Una stagione iniziata male in estate, nonostante i propositi positivi di tutte le componenti giallorosse, con cessioni dolorose a lungo rimpiante, non solo fuori, ma colpevolmente dentro le mura di Trigoria. Una serie di acquisti che non si sono rivelati azzeccati, per colpe dei singoli, per la cattiva gestione di Di Francesco, per l’incapacità del ‘gruppo storico di assorbire i nuovi’ (Ranieri dixit) mentre si continuava a piangere sul capezzale dei vecchi appena partiti. Una società assente, aleatoria, con un proprietario a Boston capace solo di lanciare strali verbali contro i suoi dipendenti nei momenti più delicati e che non ha mai avvertito il bisogno di salire sul suo jet privato e raggiungere in poche ore la capitale, per capire da vicino cosa stesse accadendo. La ‘fuga’ o la ‘cacciata’ di Monchi – spettro del deus ex machina sevillista – poi l’inevitabile esonero di Di Francesco (ex semifinalista di Champions) su cui pesano responsabilità gravi soprattutto legate alla gestione fisica di un gruppo, giunto ieri quasi alla soglia dei 50 infortuni muscolari.

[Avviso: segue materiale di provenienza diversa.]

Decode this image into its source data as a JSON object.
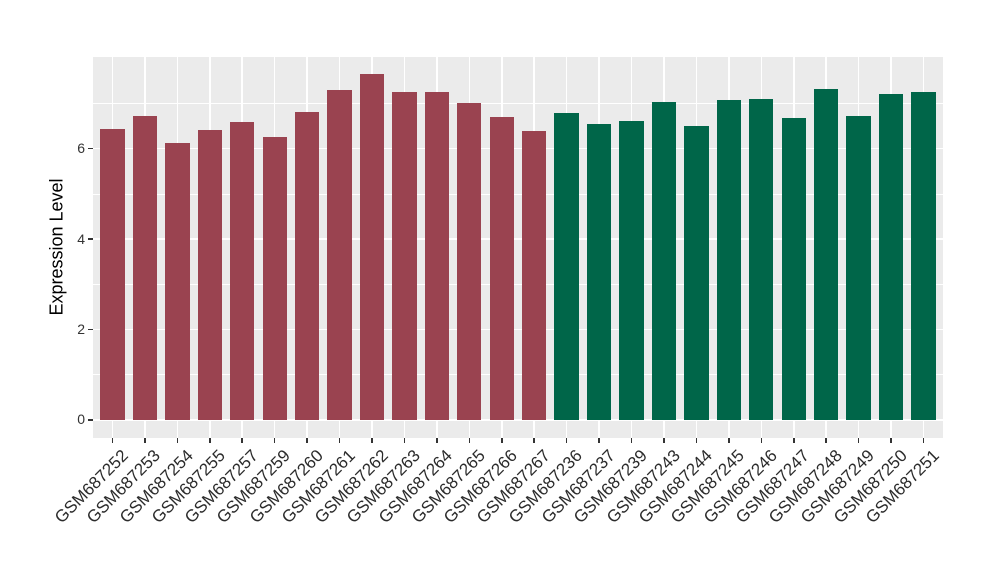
{
  "chart_data": {
    "type": "bar",
    "title": "",
    "xlabel": "",
    "ylabel": "Expression Level",
    "ylim": [
      -0.4,
      8.03
    ],
    "yticks": [
      0,
      2,
      4,
      6
    ],
    "yticks_minor": [
      1,
      3,
      5,
      7
    ],
    "grid": "white major+minor horizontal lines and vertical line at each category on grey panel",
    "legend": false,
    "bar_width_fraction": 0.75,
    "categories": [
      "GSM687252",
      "GSM687253",
      "GSM687254",
      "GSM687255",
      "GSM687257",
      "GSM687259",
      "GSM687260",
      "GSM687261",
      "GSM687262",
      "GSM687263",
      "GSM687264",
      "GSM687265",
      "GSM687266",
      "GSM687267",
      "GSM687236",
      "GSM687237",
      "GSM687239",
      "GSM687243",
      "GSM687244",
      "GSM687245",
      "GSM687246",
      "GSM687247",
      "GSM687248",
      "GSM687249",
      "GSM687250",
      "GSM687251"
    ],
    "values": [
      6.44,
      6.72,
      6.13,
      6.42,
      6.59,
      6.25,
      6.82,
      7.3,
      7.65,
      7.25,
      7.25,
      7.02,
      6.7,
      6.39,
      6.8,
      6.54,
      6.61,
      7.03,
      6.5,
      7.08,
      7.09,
      6.67,
      7.32,
      6.73,
      7.22,
      7.26
    ],
    "groups": [
      "red-group",
      "red-group",
      "red-group",
      "red-group",
      "red-group",
      "red-group",
      "red-group",
      "red-group",
      "red-group",
      "red-group",
      "red-group",
      "red-group",
      "red-group",
      "red-group",
      "green-group",
      "green-group",
      "green-group",
      "green-group",
      "green-group",
      "green-group",
      "green-group",
      "green-group",
      "green-group",
      "green-group",
      "green-group",
      "green-group"
    ],
    "group_colors": {
      "red-group": "#9A4350",
      "green-group": "#006649"
    }
  },
  "colors": {
    "background": "#FFFFFF",
    "panel_background": "#EBEBEB",
    "gridline": "#FFFFFF",
    "axis_text": "#333333",
    "x_label_text": "#2B2B2B",
    "axis_title": "#000000",
    "tick_mark": "#333333"
  }
}
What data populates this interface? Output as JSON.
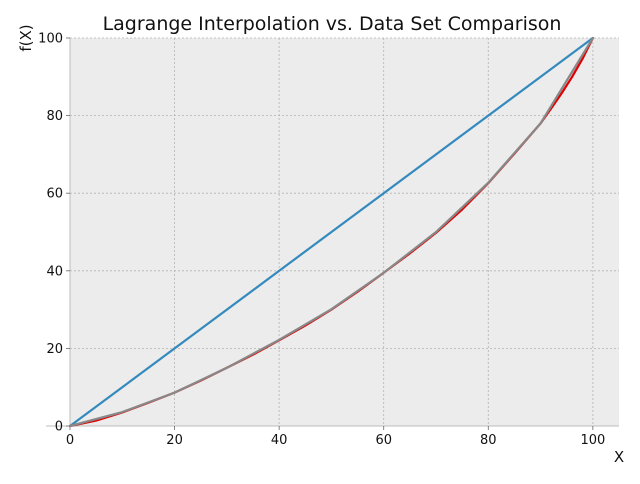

In ultimo l’arrivo di Ranieri, con il richiamo del cuore e dell’orgoglio romanista, il cui effetto però è apparso relativo: più un ‘tamponatore’ che un ‘restauratore’ vista la media punti del tecnico testaccino: 1.69, identica a quella raccolta fino al suo arrivo da Di Francesco (44 punti in 26 partite, 1,69). Il cambio di marcia non c’è mai stato veramente, visti gli errori commessi dai calciatori dalla Roma anche ieri, con un atteggiamento più compatto e un pressing di fatto abolito: 7 punti persi nei minuti di recupero e potevano essere 8 se Sanabria non avesse calciato addosso a Mirante il rigore finale. “Ci restano 4 finali” il refrain espresso a più riprese da diversi tesserati giallorossi alla vigilia del match contro il Genoa, ma l’atteggiamento in campo è stato a tratti imbarazzante: zero voglia, zero cattiveria, zero capacità di gestire e comprendere i diversi momenti della partita. 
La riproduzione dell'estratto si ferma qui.